M. Ilg, décrit comme un conseiller confidentiel de Sa Majesté Menelek, empereur d’Abyssinie, semble avoir confié à un interviewer français quelques faits curieux quant aux utilisations de l’hypnotisme en Abyssinie. De temps en temps, un certain nombre d’enfants de moins de 12 ans sont sélectionnés pour le poste de labascha ou de détecteur de crime. On croit qu’ils ont le pouvoir, lorsqu’ils sont hypnotisés, de révéler aux autorités compétentes l’identité de tout criminel qui peut être recherché et recherché; pour une infraction donnée. Par exemple, il n’y a pas longtemps, il y a eu un cas d’incendie criminel à Adis-Ababa. Un labascha a été emmené sur les lieux du crime et y a été jeté dans un sommeil hypnotique. L’enfant partit aussitôt en direction de Harrar. Il courut sans s’arrêter pendant seize heures de suite, et son allure était si forte que les coureurs professionnels, qui l’accompagnaient pour l’accompagner, abandonnèrent l’un après l’autre.
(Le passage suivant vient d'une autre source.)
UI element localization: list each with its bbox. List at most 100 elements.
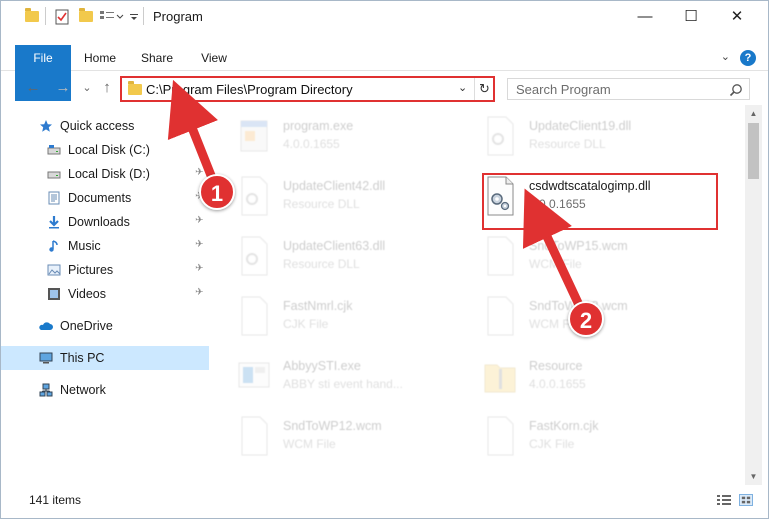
properties-icon[interactable] [55, 9, 69, 25]
quick-access-dropdown-icon[interactable] [129, 9, 139, 25]
music-icon [49, 240, 58, 252]
nav-label: OneDrive [60, 319, 113, 333]
nav-label: Documents [68, 191, 132, 205]
blank-file-icon [241, 416, 268, 456]
file-item[interactable]: SndToWP15.wcm WCM File [461, 229, 701, 285]
app-icon [238, 362, 270, 388]
file-description: CJK File [529, 437, 575, 451]
scroll-thumb[interactable] [748, 123, 759, 179]
search-box[interactable]: Search Program [507, 78, 750, 100]
file-item[interactable]: FastNmrl.cjk CJK File [215, 289, 455, 345]
file-item[interactable]: UpdateClient63.dll Resource DLL [215, 229, 455, 285]
divider [45, 7, 46, 25]
blank-file-icon [487, 416, 514, 456]
nav-item-quick-access[interactable]: Quick access [1, 114, 209, 138]
ribbon-tabs: File Home Share View ⌄ ? [1, 45, 768, 101]
dll-icon [241, 236, 268, 276]
nav-label: This PC [60, 351, 105, 365]
dll-icon [241, 176, 268, 216]
address-bar[interactable]: C:\Program Files\Program Directory ⌄ ↻ [120, 76, 495, 102]
file-item[interactable]: FastKorn.cjk CJK File [461, 409, 701, 465]
documents-icon [48, 191, 60, 205]
step-1-badge: 1 [199, 174, 235, 210]
step-2-badge: 2 [568, 301, 604, 337]
up-button[interactable]: ↑ [97, 78, 117, 98]
zip-folder-icon [484, 364, 516, 393]
nav-item-network[interactable]: Network [1, 378, 209, 402]
file-name: UpdateClient19.dll [529, 119, 632, 133]
cloud-icon [39, 322, 53, 330]
file-list: program.exe 4.0.0.1655 UpdateClient19.dl… [215, 105, 743, 485]
nav-item-pictures[interactable]: Pictures ✈ [1, 258, 209, 282]
details-view-icon[interactable] [717, 494, 731, 506]
file-item[interactable]: UpdateClient42.dll Resource DLL [215, 169, 455, 225]
new-folder-icon[interactable] [79, 8, 93, 25]
pin-icon: ✈ [195, 287, 204, 298]
vertical-scrollbar[interactable]: ▲ ▼ [745, 105, 762, 485]
refresh-button[interactable]: ↻ [474, 78, 494, 100]
nav-item-local-disk-d[interactable]: Local Disk (D:) ✈ [1, 162, 209, 186]
nav-label: Quick access [60, 119, 135, 133]
blank-file-icon [487, 236, 514, 276]
file-description: WCM File [529, 257, 582, 271]
nav-label: Music [68, 239, 101, 253]
recent-locations-button[interactable]: ⌄ [77, 78, 97, 98]
file-name: Resource [529, 359, 583, 373]
nav-item-downloads[interactable]: Downloads ✈ [1, 210, 209, 234]
file-item[interactable]: program.exe 4.0.0.1655 [215, 109, 455, 165]
file-explorer-window: Program — ☐ ✕ File Home Share View ⌄ ? ←… [0, 0, 769, 519]
nav-label: Local Disk (C:) [68, 143, 150, 157]
nav-item-local-disk-c[interactable]: Local Disk (C:) ✈ [1, 138, 209, 162]
pictures-icon [47, 264, 61, 276]
customize-toolbar-icon[interactable] [99, 9, 125, 25]
pin-icon: ✈ [195, 263, 204, 274]
tiles-view-icon[interactable] [739, 494, 753, 506]
nav-label: Pictures [68, 263, 114, 277]
scroll-down-button[interactable]: ▼ [745, 468, 762, 485]
file-name: UpdateClient42.dll [283, 179, 386, 193]
drive-icon [47, 171, 61, 179]
navigation-pane: Quick access Local Disk (C:) ✈ Local Dis… [1, 109, 209, 485]
nav-item-this-pc[interactable]: This PC [1, 346, 209, 370]
blank-file-icon [241, 296, 268, 336]
file-item[interactable]: AbbyySTI.exe ABBY sti event hand... [215, 349, 455, 405]
status-bar: 141 items [1, 487, 768, 511]
maximize-button[interactable]: ☐ [668, 1, 714, 33]
nav-item-music[interactable]: Music ✈ [1, 234, 209, 258]
file-description: Resource DLL [529, 137, 606, 151]
file-item[interactable]: Resource 4.0.0.1655 [461, 349, 701, 405]
nav-item-documents[interactable]: Documents ✈ [1, 186, 209, 210]
address-path[interactable]: C:\Program Files\Program Directory [146, 82, 353, 97]
help-button[interactable]: ? [740, 50, 756, 66]
forward-button[interactable]: → [53, 78, 73, 98]
file-name: SndToWP12.wcm [283, 419, 382, 433]
file-description: ABBY sti event hand... [283, 377, 403, 391]
pin-icon: ✈ [195, 143, 204, 154]
nav-item-onedrive[interactable]: OneDrive [1, 314, 209, 338]
folder-icon [25, 8, 39, 25]
scroll-up-button[interactable]: ▲ [745, 105, 762, 122]
tab-home[interactable]: Home [77, 45, 123, 71]
search-input[interactable]: Search Program [516, 82, 611, 97]
file-description: 4.0.0.1655 [529, 377, 586, 391]
search-icon[interactable] [729, 83, 743, 97]
folder-icon [128, 81, 142, 95]
network-icon [39, 383, 53, 397]
dll-icon [487, 116, 514, 156]
close-button[interactable]: ✕ [714, 1, 760, 33]
expand-ribbon-icon[interactable]: ⌄ [721, 50, 730, 63]
computer-icon [39, 352, 53, 364]
chevron-down-icon[interactable]: ⌄ [458, 81, 467, 94]
file-item[interactable]: SndToWP12.wcm WCM File [215, 409, 455, 465]
file-item[interactable]: UpdateClient19.dll Resource DLL [461, 109, 701, 165]
tab-view[interactable]: View [191, 45, 237, 71]
tab-share[interactable]: Share [133, 45, 181, 71]
nav-item-videos[interactable]: Videos ✈ [1, 282, 209, 306]
nav-label: Network [60, 383, 106, 397]
item-count: 141 items [29, 493, 82, 507]
back-button[interactable]: ← [23, 78, 43, 98]
file-name: SndToWP15.wcm [529, 239, 628, 253]
minimize-button[interactable]: — [622, 1, 668, 33]
title-bar: Program — ☐ ✕ [1, 1, 768, 33]
file-description: WCM File [283, 437, 336, 451]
Quand il arriva près de Harrar, le garçon prit soudain un chemin qui menait à un champ où il saisit un ouvrier qui travaillait tranquillement là immunosuppresseur. Là-dessus l’homme a avoué sa culpabilité. Encore une fois, un vol avec meurtre a été commis dans le quartier d’Adis-Ababa. Un labascha s’est procuré, et après avoir été hypnotisé a procédé à visiter un certain nombre d’églises et de maisons privées, et enfin s’est couché à la porte d’une hutte vide. Le propriétaire à son retour a été arrêté. Il a d’abord nié toute connaissance du crime et a été soumis à un interrogatoire approfondi. Ses mouvements ont été tracés, et il a été constaté qu’ils correspondaient exactement au cours pris par le labascha dans la recherche de la cabane. Le criminel, torturé par le remords, s’était jeté à la porte comme l’avait fait le labascha. Il doit y avoir un nombre considérable de criminels en liberté dans ce pays. Sur le principe vénérable Anceps renedium melites quam nullum nous nous risquons à recommander la méthode abyssinienne à Scotland Yard (BMJ).